Dopo il licenziamento del barista iniziativa dei cittadina nata su WhatsApp, ma qualcuno non apprezza 

VIGNOLA In seguito all’annuncio della chiusura del bar dell’oratorio di Vignola e il conseguente licenziamento di Giovanni Salsini, si è mobilitata ieri una manifestazione spontanea. In mattinata, infatti, è girato su Whatsapp un messaggio in cui si invitava, chiunque volesse, a portare fiori o biglietti davanti all’oratorio per dimostrare vicinanza al “Ninone”, storico barista rimasto senza lavoro a seguito della chiusura dell’attività del “Giòbar”. Era stato lui a darne l’annuncio tramite il gruppo Facebook “Amici dell’oratorio”. Sullo stesso gruppo Facebook, intorno alle 11 di ieri, è stata postata la foto di un mazzo di fiori appoggiato al cancello chiuso dell’oratorio. Il mazzo di fiori recava un biglietto con la scritta “In memoria dell’oratorio. Una preghiera”.

Un’ora dopo, sotto al post del mazzo di fiori, è comparso un commento: «Ragazzi, sta succedendo una cosa molto grave. Stanno togliendo i fiori che vengono messi e c'è un signore davanti all'oratorio che ha appena bloccato una persona che stava portando dei fiori chiedendole se fosse morto qualcuno». Questa testimonianza è poi stata confermata da un altro utente che, sempre su Facebook, ha condiviso la foto del mazzo di fiori, postata minuti prima sul gruppo “Amici dell’oratorio”, commentandola così: «Sono andata a portare una rosa, ma hanno già tolto questo mazzo della foto, non so se ce ne fossero altri. Un tizio, salendo in macchina, mi ha chiesto in modo aggressivo se fosse morto qualcuno. Gli ho risposto: “Sì, l’oratorio”. Era molto arrabbiato, mi ha risposto che si sapeva già».

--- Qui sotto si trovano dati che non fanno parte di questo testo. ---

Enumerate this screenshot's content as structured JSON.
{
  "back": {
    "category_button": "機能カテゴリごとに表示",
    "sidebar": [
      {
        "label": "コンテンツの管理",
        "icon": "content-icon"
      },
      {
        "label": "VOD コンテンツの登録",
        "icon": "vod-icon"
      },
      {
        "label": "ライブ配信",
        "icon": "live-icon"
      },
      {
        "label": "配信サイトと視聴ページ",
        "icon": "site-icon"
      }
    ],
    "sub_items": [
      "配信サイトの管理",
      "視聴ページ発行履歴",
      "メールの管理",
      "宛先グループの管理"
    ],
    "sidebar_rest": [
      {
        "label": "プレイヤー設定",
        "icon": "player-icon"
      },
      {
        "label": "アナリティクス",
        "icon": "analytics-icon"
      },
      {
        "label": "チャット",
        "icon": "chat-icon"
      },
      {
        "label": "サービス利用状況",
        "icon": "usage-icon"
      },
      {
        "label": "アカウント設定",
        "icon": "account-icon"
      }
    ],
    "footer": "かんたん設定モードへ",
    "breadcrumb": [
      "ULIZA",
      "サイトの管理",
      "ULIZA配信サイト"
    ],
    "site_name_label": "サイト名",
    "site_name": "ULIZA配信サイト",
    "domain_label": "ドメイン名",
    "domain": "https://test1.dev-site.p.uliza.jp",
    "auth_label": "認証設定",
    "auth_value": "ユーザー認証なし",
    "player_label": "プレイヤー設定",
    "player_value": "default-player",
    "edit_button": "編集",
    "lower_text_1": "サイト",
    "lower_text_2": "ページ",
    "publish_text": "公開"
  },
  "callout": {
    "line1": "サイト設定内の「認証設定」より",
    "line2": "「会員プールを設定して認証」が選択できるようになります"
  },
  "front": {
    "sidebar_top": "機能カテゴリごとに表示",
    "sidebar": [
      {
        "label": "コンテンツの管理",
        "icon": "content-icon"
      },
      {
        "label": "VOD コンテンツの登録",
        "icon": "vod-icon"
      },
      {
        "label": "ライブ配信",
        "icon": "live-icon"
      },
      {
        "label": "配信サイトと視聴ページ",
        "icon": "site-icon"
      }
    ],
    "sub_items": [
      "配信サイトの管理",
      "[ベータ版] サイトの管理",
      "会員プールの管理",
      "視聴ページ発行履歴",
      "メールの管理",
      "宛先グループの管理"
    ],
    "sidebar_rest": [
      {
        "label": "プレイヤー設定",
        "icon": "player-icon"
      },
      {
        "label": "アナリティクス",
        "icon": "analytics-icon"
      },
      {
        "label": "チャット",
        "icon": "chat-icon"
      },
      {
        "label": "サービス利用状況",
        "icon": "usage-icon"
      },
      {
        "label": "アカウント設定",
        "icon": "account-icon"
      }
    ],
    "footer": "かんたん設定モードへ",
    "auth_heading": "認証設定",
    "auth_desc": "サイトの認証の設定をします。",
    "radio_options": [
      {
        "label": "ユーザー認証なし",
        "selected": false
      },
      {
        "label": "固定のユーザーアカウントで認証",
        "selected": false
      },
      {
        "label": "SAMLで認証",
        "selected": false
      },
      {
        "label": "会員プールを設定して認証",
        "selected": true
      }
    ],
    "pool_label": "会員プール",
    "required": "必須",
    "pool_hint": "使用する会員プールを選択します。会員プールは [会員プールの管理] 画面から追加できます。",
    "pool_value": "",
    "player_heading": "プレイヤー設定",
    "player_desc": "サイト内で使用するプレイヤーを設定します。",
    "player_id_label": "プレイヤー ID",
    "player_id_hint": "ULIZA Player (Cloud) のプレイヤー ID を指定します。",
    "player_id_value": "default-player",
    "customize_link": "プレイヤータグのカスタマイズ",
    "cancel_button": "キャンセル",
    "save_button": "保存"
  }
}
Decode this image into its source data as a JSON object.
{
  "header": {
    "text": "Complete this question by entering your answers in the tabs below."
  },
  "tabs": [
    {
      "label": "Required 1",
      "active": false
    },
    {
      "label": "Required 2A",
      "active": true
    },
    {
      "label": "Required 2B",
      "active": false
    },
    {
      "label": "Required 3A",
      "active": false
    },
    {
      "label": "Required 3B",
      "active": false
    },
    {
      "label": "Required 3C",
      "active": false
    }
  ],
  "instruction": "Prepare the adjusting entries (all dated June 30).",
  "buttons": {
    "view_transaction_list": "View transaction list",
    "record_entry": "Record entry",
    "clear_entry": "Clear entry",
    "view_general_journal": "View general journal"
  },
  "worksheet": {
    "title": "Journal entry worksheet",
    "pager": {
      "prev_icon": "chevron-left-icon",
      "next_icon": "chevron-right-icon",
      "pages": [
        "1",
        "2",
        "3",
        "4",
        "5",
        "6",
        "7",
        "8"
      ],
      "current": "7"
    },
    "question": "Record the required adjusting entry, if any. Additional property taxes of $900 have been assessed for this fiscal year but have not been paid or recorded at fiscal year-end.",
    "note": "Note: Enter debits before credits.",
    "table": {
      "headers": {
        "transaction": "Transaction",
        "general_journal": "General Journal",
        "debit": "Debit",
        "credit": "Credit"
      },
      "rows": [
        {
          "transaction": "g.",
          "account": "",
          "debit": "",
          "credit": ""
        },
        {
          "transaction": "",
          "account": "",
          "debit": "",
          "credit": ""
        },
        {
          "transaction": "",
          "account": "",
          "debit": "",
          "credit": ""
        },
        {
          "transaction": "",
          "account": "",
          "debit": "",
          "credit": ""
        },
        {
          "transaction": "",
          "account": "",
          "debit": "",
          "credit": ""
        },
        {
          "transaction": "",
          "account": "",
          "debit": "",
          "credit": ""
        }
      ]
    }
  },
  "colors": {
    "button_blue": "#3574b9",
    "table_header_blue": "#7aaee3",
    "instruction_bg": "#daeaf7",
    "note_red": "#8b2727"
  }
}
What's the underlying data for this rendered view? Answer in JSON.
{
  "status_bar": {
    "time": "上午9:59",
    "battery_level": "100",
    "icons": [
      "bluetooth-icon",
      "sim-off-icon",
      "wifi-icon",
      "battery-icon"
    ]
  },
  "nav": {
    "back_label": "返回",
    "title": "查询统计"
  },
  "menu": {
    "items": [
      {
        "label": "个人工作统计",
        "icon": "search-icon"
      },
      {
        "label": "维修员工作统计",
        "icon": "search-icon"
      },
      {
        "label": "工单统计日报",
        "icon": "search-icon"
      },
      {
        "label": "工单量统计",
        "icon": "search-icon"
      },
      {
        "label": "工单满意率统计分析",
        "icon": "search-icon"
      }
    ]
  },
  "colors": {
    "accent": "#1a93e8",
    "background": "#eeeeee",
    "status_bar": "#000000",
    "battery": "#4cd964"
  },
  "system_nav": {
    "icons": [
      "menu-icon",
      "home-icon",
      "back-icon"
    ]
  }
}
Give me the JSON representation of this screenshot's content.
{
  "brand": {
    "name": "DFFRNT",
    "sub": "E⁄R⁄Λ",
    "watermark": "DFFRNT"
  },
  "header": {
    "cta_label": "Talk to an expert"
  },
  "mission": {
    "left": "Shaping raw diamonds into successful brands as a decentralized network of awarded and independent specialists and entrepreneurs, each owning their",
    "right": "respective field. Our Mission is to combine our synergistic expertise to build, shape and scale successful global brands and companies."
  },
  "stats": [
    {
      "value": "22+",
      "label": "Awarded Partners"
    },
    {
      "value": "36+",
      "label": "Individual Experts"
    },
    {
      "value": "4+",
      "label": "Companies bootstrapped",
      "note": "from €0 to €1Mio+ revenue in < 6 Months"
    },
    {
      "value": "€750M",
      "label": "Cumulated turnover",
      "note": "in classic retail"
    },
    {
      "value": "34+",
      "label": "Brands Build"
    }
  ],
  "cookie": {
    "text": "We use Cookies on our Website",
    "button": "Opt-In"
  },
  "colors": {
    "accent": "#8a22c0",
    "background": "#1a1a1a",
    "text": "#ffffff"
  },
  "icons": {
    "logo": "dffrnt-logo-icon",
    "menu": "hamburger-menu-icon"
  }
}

Di nuovo, tramite social e messaggi Whatsapp, la discussione si è propagata nella Vignola virtuale coinvolgendo un certo numero di affezionati dell’oratorio e fedeli della parrocchia. Diverse persone, durante tutta la giornata di ieri, hanno affermato di aver portato il proprio ricordo, chi un biglietto, chi fiori, all’esterno della cancellata dell’oratorio, chiuso ormai da un anno.

Il leitmotiv della discussione riguardo a questo spazio è in circolo ormai da un anno. In seguito allo scoppio della pandemia, infatti, gli spazi solitamente aperti del parco dell’oratorio sono stati chiusi per prevenire il diffondersi del virus. Tuttavia, anche a seguito delle ordinanze che permettevano di fatto la riapertura di spazi pubblici all’aperto, i cancelli in questioni sono rimasti chiusi. Anche per questo, nelle scorse settimane, è scoppiata una polemica riguardo all’oratorio di Vignola. Polemica arrivata fino in curia, luogo in cui il vescovo Erio Castellucci ha sentito tutte le parti coinvolte, ora chiamate a fare sintesi tra loro per trovare un nuovo punto d’incontro e per ripartire insieme da un dialogo costruttivo. Centrale, rimane la questione dell’offerta formativa promossa dall’oratorio di Vignola. Tra chi vorrebbe che quel luogo tornasse agli antichi fasti, quando a frequentarlo erano centinaia di ragazzi vignolesi e non solo, e chi si sta già spendendo per promuovere attività pensate per i più giovani, il dialogo si fa ora sempre più complesso e rigido.